Mullin, however, appeared to be unaware of the full history of his immediate party predecessor — even down to “Nighthorse” moniker that Campbell used as an artisan and as a politician. He instead invoked a different word, albeit one more familiar in Oklahoma.

“The last one was Lighthouse, Lighthorse, in 2005,” Mullin said after his comment about being the “only true Native American in the Senate.”

“Is that right?” Mullin asked.

“And right now, we’re researching, and I think I’ll be the first Republican Native American,” he continued. “I’m not sure — we’re researching that.”

“I’m serious,” Mullin said.

Assuming he sails to victory on November 8 — Mullin mistakenly stated the date of the special election as November 9 during his remarks at the NIHB conference — he will be leaving a long-time colleague behind. Rep. Tom Cole (R-Oklahoma), a citizen of the Chickasaw Nation, has served in the U.S. House of Representatives since 2003.

At the time, Democrat Brad Carson, another Cherokee citizen, was serving in the chamber but departed in 2005 after an unsuccessful campaign for an open U.S. Senate seat.

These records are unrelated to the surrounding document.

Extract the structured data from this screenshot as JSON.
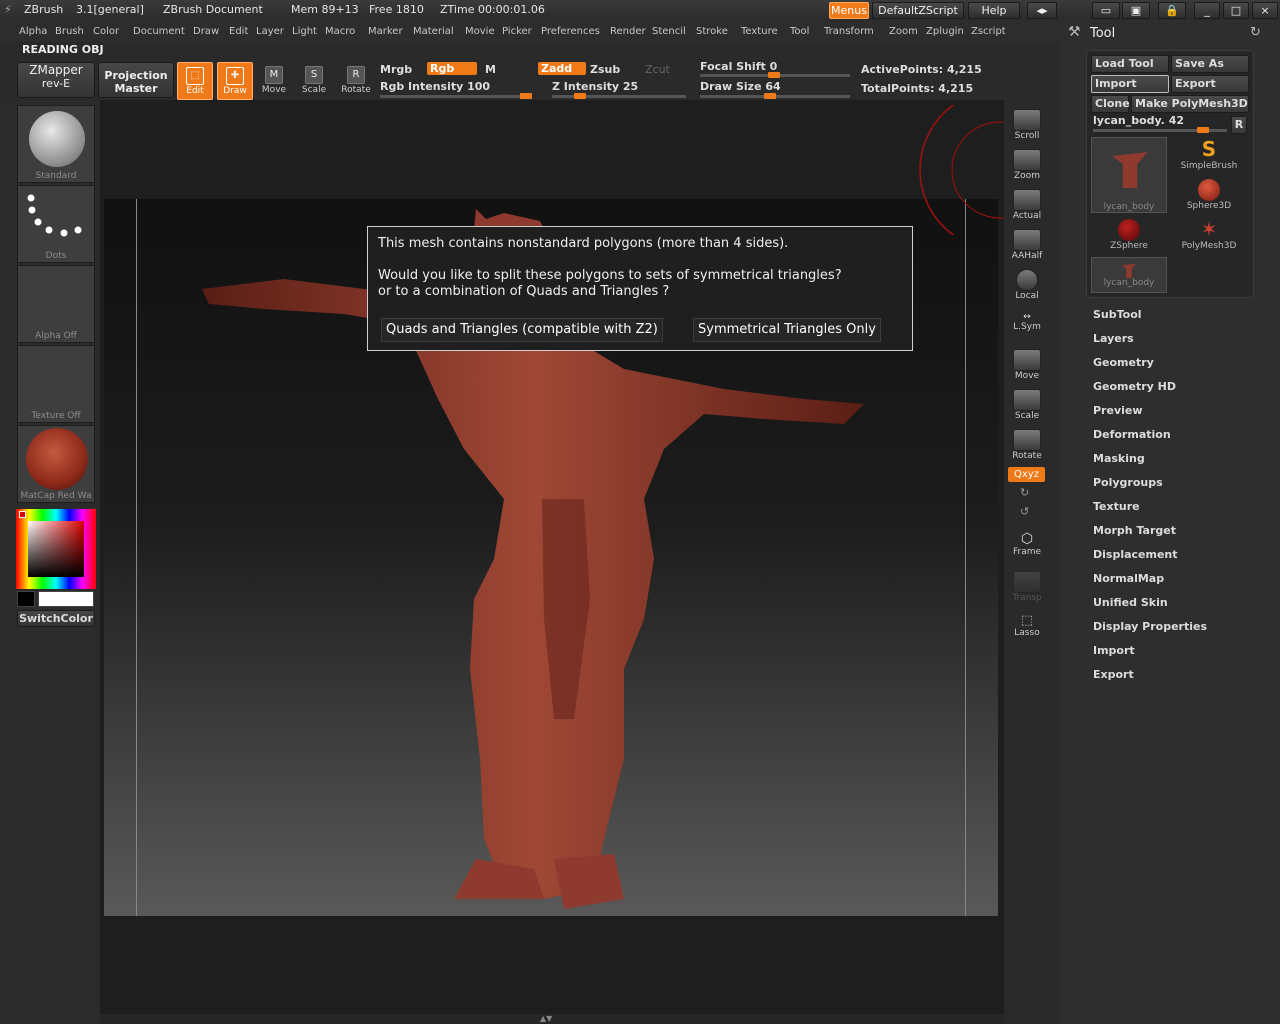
{
  "titlebar": {
    "app": "ZBrush",
    "version": "3.1[general]",
    "document": "ZBrush Document",
    "mem": "Mem 89+13",
    "free": "Free 1810",
    "ztime": "ZTime 00:00:01.06",
    "menus_btn": "Menus",
    "script_btn": "DefaultZScript",
    "help_btn": "Help"
  },
  "menubar": [
    "Alpha",
    "Brush",
    "Color",
    "Document",
    "Draw",
    "Edit",
    "Layer",
    "Light",
    "Macro",
    "Marker",
    "Material",
    "Movie",
    "Picker",
    "Preferences",
    "Render",
    "Stencil",
    "Stroke",
    "Texture",
    "Tool",
    "Transform",
    "Zoom",
    "Zplugin",
    "Zscript"
  ],
  "status_text": "READING OBJ",
  "toolbar": {
    "zmapper": "ZMapper",
    "zmapper_sub": "rev-E",
    "projection": "Projection",
    "projection_sub": "Master",
    "edit": "Edit",
    "draw": "Draw",
    "move": "Move",
    "scale": "Scale",
    "rotate": "Rotate",
    "mrgb": "Mrgb",
    "rgb": "Rgb",
    "m": "M",
    "rgb_intensity": "Rgb Intensity 100",
    "zadd": "Zadd",
    "zsub": "Zsub",
    "zcut": "Zcut",
    "z_intensity": "Z Intensity 25",
    "focal_shift": "Focal Shift 0",
    "draw_size": "Draw Size 64",
    "active_points": "ActivePoints: 4,215",
    "total_points": "TotalPoints: 4,215"
  },
  "left_shelf": {
    "standard": "Standard",
    "dots": "Dots",
    "alpha_off": "Alpha Off",
    "texture_off": "Texture Off",
    "matcap": "MatCap Red Wa",
    "switch_color": "SwitchColor"
  },
  "dialog": {
    "line1": "This mesh contains nonstandard polygons (more than 4 sides).",
    "line2": "Would you like to split these polygons to sets of symmetrical triangles?",
    "line3": "or to a combination of Quads and Triangles ?",
    "btn_quads": "Quads and Triangles (compatible with Z2)",
    "btn_sym": "Symmetrical Triangles Only"
  },
  "right_bar": [
    "Scroll",
    "Zoom",
    "Actual",
    "AAHalf",
    "Local",
    "L.Sym",
    "Move",
    "Scale",
    "Rotate",
    "Frame",
    "Transp",
    "Lasso"
  ],
  "right_bar_xyz": "Qxyz",
  "tool_panel": {
    "title": "Tool",
    "load_tool": "Load Tool",
    "save_as": "Save As",
    "import": "Import",
    "export": "Export",
    "clone": "Clone",
    "make_polymesh": "Make PolyMesh3D",
    "current_tool": "lycan_body. 42",
    "r_btn": "R",
    "thumbs": [
      "lycan_body",
      "SimpleBrush",
      "Sphere3D",
      "ZSphere",
      "PolyMesh3D",
      "lycan_body"
    ],
    "menu": [
      "SubTool",
      "Layers",
      "Geometry",
      "Geometry HD",
      "Preview",
      "Deformation",
      "Masking",
      "Polygroups",
      "Texture",
      "Morph Target",
      "Displacement",
      "NormalMap",
      "Unified Skin",
      "Display Properties",
      "Import",
      "Export"
    ]
  },
  "colors": {
    "accent": "#f07a18",
    "model": "#8e3a2e",
    "dialog_bg": "#1f1f1f"
  }
}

Cole was the only tribal citizen in the House until Mullin’s arrival in 2013.

“When I came up here, I was met by Tom Cole and he said ‘Congratulations, we have just doubled our Native American caucus,” Mullin told tribal health leaders on Wednesday.

“‘I’m one, you’re two. I’m Chickasaw, you’re Cherokee,'” Mullin recalled Cole as saying nearly a decade ago.

Mullin said he responded to Cole by asserting that the Cherokees once helped the Chickasaw people: “We taught you how to read and write.”

According to Mullin, Cole came back with a reference to the painful history of the enslavement of Africans and African Americans within five tribal nations in present-day Oklahoma: “Yeah, but we took your guys’ slaves.”

“That’s what he said,” Mullin recalled, holding his hands up to the crowd. He repeated: “That’s what he said.”

“I didn’t say it,” Mullin insisted.

The Democratic candidate for the U.S. Senate seat in Oklahoma is Kendra Horn. She previously served one term in the U.S. House, having won election in 2018. She was the first Democratic woman to represent Oklahoma in Congress and the first Democrat in the state’s delegation to Congress since the Barack Obama era.

Political observers consider the seat to be solidly in the hands of the Republican Party. A poll completed this month shows Mullin with a sizable lead over Horn.

Despite the odds, Bristow and Shangreau from the Osage Nation plan to vote for Horn in the upcoming election. And despite Mullin’s confidence, Bristow said he will continue to speak out against the Republican candidate.

“I still have a voice,” Bristow said.